- Negative rates amount to ‘confiscation of money,’ Peebles says
- Argentina, Zimbabwe show futility of central banks, he says
Douglas Peebles, who oversees more than $200 billion at AllianceBernstein Holding LP as chief investment officer of fixed income, said that years of central banking stimulus have propelled asset prices to levels that may be unsustainable.
“I’m not very bullish on financial asset prices at the moment,” Peebles said Tuesday during an insurance conference in New York hosted by S&P Global Ratings. “I’m not allowed to call this one a bubble yet, but I actually think we’re in a bubble, sorry.”
Investors are paying more for bonds as central banks work to stimulate economic growth.
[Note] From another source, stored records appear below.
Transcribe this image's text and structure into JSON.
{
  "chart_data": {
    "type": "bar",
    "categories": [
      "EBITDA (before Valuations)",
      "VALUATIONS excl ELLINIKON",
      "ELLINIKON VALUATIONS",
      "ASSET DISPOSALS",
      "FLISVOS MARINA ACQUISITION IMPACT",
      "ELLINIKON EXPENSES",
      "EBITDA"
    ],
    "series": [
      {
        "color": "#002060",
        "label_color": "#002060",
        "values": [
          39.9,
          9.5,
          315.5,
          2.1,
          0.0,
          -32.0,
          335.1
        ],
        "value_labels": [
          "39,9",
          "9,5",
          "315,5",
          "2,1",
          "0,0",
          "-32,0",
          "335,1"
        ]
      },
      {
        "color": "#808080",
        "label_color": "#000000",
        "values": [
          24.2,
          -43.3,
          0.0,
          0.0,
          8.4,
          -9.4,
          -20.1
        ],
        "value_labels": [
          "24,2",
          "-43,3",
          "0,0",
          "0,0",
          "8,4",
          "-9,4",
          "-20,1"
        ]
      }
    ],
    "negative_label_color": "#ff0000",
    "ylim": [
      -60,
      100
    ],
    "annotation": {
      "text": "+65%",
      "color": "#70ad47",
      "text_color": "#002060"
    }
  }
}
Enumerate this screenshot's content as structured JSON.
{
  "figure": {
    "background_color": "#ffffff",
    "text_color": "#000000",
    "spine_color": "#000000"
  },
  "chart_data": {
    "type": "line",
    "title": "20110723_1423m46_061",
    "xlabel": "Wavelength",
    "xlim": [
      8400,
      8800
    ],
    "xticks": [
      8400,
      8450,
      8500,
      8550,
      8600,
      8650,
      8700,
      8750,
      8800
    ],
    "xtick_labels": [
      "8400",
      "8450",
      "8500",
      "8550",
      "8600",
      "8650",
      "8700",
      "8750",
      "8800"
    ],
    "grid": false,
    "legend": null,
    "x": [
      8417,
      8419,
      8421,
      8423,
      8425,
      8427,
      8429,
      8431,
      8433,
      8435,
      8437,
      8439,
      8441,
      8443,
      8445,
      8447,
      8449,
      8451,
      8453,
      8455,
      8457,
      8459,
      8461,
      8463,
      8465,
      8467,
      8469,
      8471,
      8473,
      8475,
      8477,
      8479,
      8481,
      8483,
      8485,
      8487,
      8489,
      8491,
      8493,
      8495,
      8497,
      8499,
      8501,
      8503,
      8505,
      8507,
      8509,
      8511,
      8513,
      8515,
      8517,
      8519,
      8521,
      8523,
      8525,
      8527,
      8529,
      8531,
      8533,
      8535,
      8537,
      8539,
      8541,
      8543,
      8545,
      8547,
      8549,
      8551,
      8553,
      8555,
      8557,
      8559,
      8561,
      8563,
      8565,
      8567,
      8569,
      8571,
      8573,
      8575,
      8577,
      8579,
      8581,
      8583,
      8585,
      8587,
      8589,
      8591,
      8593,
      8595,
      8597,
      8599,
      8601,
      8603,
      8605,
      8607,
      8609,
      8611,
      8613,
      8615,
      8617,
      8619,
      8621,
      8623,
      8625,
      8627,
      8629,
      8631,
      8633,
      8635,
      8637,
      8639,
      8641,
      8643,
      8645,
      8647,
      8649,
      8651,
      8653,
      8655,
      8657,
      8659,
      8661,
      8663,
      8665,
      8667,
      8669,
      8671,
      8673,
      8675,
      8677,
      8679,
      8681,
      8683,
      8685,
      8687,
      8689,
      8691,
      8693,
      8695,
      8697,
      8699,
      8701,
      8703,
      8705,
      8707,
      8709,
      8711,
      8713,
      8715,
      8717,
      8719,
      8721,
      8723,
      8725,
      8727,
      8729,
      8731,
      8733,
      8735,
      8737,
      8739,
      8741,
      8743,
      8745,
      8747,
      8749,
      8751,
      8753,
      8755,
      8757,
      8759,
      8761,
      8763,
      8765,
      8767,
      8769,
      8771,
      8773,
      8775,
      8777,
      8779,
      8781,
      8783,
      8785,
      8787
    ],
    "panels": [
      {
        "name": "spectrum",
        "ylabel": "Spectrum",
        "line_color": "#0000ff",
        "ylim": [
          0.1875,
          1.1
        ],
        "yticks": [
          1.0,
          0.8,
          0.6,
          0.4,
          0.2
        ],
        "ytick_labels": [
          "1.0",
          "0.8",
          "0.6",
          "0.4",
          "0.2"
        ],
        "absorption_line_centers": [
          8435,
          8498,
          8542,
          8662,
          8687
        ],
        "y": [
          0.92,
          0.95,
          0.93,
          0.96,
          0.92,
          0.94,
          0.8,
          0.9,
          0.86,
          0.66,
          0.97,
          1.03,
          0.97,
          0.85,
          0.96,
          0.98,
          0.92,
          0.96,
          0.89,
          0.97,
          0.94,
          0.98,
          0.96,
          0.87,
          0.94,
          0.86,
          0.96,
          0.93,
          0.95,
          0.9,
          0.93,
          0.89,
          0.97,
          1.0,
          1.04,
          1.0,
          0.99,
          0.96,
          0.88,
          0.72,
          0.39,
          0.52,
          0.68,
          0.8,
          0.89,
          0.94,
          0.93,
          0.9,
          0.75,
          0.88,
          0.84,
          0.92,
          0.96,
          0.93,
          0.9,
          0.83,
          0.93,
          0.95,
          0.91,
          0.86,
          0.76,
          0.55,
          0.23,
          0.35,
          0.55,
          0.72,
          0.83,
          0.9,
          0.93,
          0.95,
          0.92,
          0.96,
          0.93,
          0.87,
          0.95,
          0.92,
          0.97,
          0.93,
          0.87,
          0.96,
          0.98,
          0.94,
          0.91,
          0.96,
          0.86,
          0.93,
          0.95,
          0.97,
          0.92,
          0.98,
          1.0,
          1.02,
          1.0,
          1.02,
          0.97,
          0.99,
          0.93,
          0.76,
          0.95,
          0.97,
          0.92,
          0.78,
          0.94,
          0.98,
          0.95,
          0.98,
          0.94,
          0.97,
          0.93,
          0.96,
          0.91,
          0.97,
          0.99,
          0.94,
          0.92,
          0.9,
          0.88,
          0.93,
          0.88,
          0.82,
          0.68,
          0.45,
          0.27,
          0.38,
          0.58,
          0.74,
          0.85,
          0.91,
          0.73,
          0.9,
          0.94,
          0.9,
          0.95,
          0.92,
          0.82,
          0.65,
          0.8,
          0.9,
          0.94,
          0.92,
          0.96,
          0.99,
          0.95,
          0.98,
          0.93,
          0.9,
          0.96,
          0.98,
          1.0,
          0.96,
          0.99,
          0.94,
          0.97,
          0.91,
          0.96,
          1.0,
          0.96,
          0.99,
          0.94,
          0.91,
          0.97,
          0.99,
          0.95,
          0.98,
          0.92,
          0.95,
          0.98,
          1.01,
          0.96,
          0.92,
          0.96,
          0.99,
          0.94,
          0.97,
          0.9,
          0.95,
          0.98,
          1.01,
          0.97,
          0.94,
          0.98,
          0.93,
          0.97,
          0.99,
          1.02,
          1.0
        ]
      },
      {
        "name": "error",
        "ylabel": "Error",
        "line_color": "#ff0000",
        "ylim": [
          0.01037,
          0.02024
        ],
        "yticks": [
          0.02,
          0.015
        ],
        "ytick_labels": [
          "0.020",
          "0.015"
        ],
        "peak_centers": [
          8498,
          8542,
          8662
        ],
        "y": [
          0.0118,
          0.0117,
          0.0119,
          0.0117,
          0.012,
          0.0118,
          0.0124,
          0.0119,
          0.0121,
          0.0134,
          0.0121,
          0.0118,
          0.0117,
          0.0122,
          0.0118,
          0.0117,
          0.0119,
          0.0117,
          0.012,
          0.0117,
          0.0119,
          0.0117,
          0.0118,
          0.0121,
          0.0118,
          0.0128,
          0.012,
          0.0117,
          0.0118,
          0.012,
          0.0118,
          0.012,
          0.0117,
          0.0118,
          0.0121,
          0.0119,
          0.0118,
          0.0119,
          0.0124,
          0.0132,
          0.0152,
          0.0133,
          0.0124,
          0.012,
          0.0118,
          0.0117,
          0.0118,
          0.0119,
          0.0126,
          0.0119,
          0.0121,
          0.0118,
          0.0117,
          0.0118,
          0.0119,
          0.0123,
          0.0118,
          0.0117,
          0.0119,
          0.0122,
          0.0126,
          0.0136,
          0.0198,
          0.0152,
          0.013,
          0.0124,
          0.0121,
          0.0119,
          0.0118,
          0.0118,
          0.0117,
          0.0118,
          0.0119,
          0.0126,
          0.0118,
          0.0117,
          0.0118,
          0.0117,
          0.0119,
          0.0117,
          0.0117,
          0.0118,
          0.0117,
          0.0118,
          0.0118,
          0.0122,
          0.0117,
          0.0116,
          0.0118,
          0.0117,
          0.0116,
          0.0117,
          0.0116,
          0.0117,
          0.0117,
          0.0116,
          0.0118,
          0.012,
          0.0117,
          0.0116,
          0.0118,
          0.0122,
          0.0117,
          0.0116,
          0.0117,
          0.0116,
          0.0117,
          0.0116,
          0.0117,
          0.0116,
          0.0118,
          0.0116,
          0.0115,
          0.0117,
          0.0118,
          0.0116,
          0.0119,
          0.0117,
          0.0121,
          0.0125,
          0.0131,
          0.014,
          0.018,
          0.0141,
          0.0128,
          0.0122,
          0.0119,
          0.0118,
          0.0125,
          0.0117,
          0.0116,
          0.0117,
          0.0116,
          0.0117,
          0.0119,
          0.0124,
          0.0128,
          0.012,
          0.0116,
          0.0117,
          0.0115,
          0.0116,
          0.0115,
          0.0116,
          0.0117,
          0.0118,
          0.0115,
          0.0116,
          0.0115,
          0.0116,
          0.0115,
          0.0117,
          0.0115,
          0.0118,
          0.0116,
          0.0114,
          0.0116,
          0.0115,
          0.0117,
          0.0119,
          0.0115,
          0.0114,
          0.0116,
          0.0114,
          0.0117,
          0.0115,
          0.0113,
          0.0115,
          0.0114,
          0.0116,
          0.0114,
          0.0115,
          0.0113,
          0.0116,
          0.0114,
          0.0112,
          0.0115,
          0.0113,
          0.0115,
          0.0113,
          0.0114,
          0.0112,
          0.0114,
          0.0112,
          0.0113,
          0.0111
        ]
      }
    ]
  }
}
The yield on Germany’s 10-year bund dropped below zero for the first time on record on Tuesday, as the nation joined Japan and Switzerland as major economies with negative figures for that duration.
“I call that confiscation of money,” Peebles said. “If central banks could just create wealth and create growth then Zimbabwe and Argentina would be the richest countries in the world.”
In the U.S., fewer Federal Reserve officials expect the central bank to raise interest rates more than once this year, according to projections released by the Federal Open Market Committee Wednesday following a two-day meeting in Washington. The FOMC left the target range for the benchmark federal funds rate unchanged at 0.25 percent to 0.5 percent, the first unanimous decision since January.
Peebles said insurers can counter low rates by boosting direct lending as banks scale back. This could also be a time to add emerging markets debt, he said.